/ 2 September 2016

Draw up basic  ’hair codes’ and get on with teaching what is important in life

An abandoned poster by learners at the Pretoria High School for Girls urges pride in black identity.
An abandoned poster by learners at the Pretoria High School for Girls urges pride in black identity.

On Monday, when a group of learners, parents and University of Pretoria students demonstrated outside Pretoria High School for Girls, many teachers were taken by surprise. There was perceived racism in the school’s hair policy, which was decried as anti-black.

School rules are thorny issues. Around the country, the issue is debated ad nauseam, usually by frazzled teachers who just want to get through the day and by energetic teens who just want to be free.

In South Africa, where schools that are in demand are usually private or fee-paying government schools, racial issues are often raised.

So, taking into account a code of conduct that may have been drawn up many years previously and with a historically “white” majority of learners in mind, what should a teacher do when he or she encounters a learner who has come to school with green hair – and another who has shaved her head?

Both are as likely as not to state that they have “rights” and that this look follows a “cultural norm”. As any parent will tell you, a teenager’s sense of justice, fair and foul play, and manipulation is keenly developed.

The problem, as the questionable pencil test should have taught us, is that everyone’s hair is different. People are people, as different in their thoughts as they are in their choice of hairdo. But the rub is that schools are practical places where practical decisions need to be made every day.

These decisions around dress and hair will sometimes upset parents, learners and staff members, but on the whole will be correct and will be supported by the powers that be.

Unfortunately, in this and other cases, there is a perception that blackness is being negated and rejected.

Racism certainly does exist in South Africa’s schools. But, to be slightly facetious, most teachers do not wake up every morning with a mission to deprive students of their cultural identity. More often than not, they are more preoccupied with having to juggle teaching, disciplining, caring for and engaging with learners.

By the end of the day on Monday it was discovered that the Pretoria High School for Girls’ code of conduct allows cornrows, natural dreadlocks and braids.
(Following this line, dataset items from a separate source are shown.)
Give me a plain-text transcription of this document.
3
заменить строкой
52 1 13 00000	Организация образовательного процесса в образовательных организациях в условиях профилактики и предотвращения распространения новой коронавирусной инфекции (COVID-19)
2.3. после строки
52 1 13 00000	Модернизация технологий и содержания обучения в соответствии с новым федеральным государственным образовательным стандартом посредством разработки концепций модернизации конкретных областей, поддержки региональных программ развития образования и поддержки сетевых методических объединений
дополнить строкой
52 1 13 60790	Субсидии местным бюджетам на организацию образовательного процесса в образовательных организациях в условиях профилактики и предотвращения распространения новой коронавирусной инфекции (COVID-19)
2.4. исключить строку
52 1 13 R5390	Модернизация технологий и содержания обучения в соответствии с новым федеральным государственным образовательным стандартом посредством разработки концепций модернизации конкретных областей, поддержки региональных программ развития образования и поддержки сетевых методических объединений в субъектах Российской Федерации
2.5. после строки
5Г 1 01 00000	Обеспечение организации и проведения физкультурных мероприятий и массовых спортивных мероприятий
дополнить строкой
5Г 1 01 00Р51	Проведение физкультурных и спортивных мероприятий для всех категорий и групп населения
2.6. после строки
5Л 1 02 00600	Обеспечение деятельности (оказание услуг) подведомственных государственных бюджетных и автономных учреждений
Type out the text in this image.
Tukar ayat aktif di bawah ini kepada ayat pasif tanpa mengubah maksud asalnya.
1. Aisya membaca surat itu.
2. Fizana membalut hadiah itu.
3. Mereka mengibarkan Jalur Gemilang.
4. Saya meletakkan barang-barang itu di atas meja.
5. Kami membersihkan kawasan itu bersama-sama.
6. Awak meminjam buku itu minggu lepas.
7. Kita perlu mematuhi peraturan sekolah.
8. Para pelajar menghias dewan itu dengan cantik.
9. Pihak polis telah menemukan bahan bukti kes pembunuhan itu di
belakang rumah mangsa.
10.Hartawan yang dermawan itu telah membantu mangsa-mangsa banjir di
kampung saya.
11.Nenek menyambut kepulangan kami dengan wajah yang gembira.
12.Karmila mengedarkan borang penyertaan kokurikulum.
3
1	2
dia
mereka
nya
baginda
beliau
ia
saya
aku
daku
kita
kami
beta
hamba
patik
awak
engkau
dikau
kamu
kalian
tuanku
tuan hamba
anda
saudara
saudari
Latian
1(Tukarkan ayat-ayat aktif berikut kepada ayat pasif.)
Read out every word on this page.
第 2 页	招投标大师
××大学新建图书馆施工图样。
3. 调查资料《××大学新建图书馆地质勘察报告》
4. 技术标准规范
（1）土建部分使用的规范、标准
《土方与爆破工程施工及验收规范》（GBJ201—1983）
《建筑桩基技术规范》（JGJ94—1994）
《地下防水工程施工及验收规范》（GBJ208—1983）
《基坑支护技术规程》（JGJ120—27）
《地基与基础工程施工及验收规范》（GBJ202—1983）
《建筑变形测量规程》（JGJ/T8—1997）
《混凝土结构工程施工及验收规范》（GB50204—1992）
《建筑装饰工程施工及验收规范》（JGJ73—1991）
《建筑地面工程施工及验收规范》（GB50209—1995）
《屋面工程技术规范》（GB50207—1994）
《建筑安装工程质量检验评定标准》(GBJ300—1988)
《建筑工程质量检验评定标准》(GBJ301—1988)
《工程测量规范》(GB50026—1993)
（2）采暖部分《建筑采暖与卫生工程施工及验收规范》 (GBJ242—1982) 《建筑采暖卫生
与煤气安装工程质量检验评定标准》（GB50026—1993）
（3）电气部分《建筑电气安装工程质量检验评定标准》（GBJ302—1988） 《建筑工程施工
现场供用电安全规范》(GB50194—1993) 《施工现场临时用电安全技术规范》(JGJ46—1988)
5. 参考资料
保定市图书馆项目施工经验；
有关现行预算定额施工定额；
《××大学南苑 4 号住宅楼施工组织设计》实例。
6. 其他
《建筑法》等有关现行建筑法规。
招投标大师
It does not address Afros, which is something that will have to be done at the school as well as at other schools in South Africa.

Philosophical questions abound: Are cornrows, natural dreadlocks and braids inherently “black”? What should a teacher do if a non-black student comes to school with braids?

It is just as difficult with boys: those with curlier hair are generally allowed to shave their hair very close to baldness, but boys with straighter hair would be hauled in for a disciplinary hearing for the same thing.

Of course, the difficulty in all of this stems from applying one rule, or even many specific rules, to a complicated situation.

It’s complicated because of time constraints, the fact that teachers shouldn’t really be spending their time addressing issues of uniform every day, and because people are different and their hair is vastly different too.

What could be an ideal compromise for schools going forward? Should hair regulations be scrapped? Probably not. Most people would agree that rules and guidance are needed. But whose rules? What is the dividing line between tidy and untidy hair?

Google is unlikely to have the answer to this. Many schools have followed a formula of inviting comment from the communities they serve, drawing up extensive codes of conduct and dress codes and then enforcing those codes through leadership structures in those schools.

But, like Afros at Pretoria High School for Girls, exceptions will always be discovered over time. Fashion and hairstyles change, necessitating the continuous updating of these codes and policies.

This is, frankly, a waste of a school’s time.

Rather, “hair codes” should simply state something to the effect that all hair should be neat and reasonable. Staff members, the principal and learner representatives, in consultation with the school governing body, will be the final arbiters of what constitutes “neat and reasonable”.

This, or more a generic, open system of rules that is not explicit nor too prescriptive, might often be subjective and could plausibly lead to other problems. But this kind of rule would empower schools to do what they see fit.

Importantly, it would allow schools to get on with the business of education without being distracted by unnecessary and racialised debates that have a hugely damaging effect on the reputation of otherwise excellent South African schools.